Berlin 56 c'est aussi une chronique sociale sur les années 50, une époque où le mariage est indispensable en terme de statut social, où le rompre par un divorce semble chose insensée, une époque où la femme se voit confiner à un rôle de femme au foyer soumise à son mari, rôle duquel il est bien difficile d'échapper, une époque où le viol reste impuni, l'avortement interdit, l'homosexualité considérée comme une maladie...  On sent toutefois qu'un besoin d'émancipation se fait sentir. Les rapports hommes - femmes, complexes, sont finalement au cœur de cette petite série.

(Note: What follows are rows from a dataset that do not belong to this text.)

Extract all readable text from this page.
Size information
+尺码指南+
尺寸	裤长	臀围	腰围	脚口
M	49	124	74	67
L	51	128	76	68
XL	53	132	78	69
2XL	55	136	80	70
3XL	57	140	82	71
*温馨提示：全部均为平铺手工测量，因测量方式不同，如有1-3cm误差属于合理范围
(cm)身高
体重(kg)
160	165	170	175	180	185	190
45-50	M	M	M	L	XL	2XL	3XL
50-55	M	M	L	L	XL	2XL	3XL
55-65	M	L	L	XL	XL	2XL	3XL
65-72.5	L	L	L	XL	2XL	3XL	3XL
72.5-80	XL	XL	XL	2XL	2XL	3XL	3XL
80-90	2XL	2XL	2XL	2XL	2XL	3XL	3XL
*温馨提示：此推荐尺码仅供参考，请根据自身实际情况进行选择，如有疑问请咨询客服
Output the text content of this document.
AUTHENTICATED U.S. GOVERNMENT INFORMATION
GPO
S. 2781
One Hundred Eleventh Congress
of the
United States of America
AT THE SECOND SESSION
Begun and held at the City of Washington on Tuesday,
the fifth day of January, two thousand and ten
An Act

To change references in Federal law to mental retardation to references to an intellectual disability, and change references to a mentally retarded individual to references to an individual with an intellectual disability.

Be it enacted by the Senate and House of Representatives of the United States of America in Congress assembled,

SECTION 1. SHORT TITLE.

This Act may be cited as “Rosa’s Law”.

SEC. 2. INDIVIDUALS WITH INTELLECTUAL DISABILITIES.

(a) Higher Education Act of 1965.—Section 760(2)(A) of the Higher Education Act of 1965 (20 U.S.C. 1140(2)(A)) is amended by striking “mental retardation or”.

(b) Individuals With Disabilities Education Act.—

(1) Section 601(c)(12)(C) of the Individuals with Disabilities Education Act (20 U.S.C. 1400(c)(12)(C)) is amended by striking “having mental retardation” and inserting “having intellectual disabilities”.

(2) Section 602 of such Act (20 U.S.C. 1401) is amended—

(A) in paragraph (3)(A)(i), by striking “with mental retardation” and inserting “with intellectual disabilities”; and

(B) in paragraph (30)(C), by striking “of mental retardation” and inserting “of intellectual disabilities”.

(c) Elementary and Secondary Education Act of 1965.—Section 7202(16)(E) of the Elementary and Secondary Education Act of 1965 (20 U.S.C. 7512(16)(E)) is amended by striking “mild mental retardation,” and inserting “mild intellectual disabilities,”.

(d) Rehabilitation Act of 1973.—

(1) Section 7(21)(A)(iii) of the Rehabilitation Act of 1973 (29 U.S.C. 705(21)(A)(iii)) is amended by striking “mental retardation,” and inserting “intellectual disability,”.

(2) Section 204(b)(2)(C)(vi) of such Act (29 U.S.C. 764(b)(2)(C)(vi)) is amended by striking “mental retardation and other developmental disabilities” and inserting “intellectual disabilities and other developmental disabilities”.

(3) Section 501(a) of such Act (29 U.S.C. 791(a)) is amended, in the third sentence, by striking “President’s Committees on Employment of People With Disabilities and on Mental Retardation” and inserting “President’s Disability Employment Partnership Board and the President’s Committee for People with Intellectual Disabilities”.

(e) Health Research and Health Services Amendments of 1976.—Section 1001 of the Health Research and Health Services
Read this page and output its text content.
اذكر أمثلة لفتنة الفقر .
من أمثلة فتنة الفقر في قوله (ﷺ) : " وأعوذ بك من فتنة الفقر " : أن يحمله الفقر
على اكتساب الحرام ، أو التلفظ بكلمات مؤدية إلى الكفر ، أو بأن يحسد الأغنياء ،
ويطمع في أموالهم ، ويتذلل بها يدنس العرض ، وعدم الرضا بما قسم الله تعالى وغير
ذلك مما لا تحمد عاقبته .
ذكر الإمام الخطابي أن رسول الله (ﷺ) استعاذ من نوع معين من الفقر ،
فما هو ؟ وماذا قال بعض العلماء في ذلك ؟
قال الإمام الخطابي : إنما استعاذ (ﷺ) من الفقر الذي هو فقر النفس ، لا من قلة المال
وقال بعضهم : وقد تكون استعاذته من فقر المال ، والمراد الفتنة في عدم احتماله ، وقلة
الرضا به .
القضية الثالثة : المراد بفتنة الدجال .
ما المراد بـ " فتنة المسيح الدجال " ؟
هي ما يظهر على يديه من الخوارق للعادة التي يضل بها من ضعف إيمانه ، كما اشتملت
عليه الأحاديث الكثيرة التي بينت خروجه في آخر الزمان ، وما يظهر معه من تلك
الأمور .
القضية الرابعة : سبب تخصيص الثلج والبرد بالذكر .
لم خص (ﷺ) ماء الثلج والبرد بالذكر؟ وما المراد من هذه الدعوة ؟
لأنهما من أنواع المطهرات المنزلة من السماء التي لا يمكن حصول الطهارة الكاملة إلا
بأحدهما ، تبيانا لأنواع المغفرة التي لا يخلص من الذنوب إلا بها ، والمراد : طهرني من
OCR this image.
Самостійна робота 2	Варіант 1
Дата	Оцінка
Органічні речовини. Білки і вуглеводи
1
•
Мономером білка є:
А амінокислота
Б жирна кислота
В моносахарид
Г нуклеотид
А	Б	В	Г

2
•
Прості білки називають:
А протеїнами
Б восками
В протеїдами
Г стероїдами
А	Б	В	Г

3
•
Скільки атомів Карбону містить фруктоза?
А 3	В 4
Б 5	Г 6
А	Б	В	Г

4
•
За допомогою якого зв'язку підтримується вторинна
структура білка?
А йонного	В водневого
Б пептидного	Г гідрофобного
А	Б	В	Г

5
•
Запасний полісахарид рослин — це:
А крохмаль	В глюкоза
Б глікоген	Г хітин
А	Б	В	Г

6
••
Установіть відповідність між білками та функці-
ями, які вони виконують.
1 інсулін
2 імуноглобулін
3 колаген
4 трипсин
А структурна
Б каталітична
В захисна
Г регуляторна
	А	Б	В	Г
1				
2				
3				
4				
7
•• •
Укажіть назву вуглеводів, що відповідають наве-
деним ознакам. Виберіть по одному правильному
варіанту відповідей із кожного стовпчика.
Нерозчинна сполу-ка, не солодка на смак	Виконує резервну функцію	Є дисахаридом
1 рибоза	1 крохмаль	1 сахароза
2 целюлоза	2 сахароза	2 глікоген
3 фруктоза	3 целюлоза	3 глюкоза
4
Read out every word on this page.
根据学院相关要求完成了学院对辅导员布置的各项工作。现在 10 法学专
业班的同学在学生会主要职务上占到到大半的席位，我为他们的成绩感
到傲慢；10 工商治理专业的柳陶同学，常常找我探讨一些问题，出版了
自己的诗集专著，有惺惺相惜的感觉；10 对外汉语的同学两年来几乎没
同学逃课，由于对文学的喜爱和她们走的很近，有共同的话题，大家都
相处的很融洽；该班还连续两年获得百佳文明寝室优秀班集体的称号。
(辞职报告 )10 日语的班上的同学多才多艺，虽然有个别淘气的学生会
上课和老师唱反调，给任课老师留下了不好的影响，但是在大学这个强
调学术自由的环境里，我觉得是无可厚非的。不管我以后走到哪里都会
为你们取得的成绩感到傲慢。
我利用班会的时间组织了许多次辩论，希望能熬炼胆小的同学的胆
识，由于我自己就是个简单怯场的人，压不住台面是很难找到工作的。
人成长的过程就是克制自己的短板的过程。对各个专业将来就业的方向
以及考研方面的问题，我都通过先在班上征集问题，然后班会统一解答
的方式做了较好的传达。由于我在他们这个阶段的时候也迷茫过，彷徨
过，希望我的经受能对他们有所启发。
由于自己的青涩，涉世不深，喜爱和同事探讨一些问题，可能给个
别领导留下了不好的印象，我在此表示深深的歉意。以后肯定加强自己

Enfin, c'est une série sur la musique comme vecteur d'émancipation. Si le rock'n roll apparait comme une musique révolutionnaire pour la jeunesse, cette musique est considérée comme obscène, voire comme une "musique de nègre" dixit la mère de Monika et par la haute société allemande.
La prestigieuse école de danse dirigée d'une main de fer par Mme Schöllack et son collaborateur commence à perdre des élèves. L'époque où l'apprentissage de la valse était indispensable pour briller en société tend à s'éloigner. Les temps changent et ses filles, Monika en tête, souhaiteraient étendre les cours au rock et à la rumba. Ce qui est hors de question pour leur mère qui considère le rock comme une musique de sauvage et la rumba comme une musique érotique !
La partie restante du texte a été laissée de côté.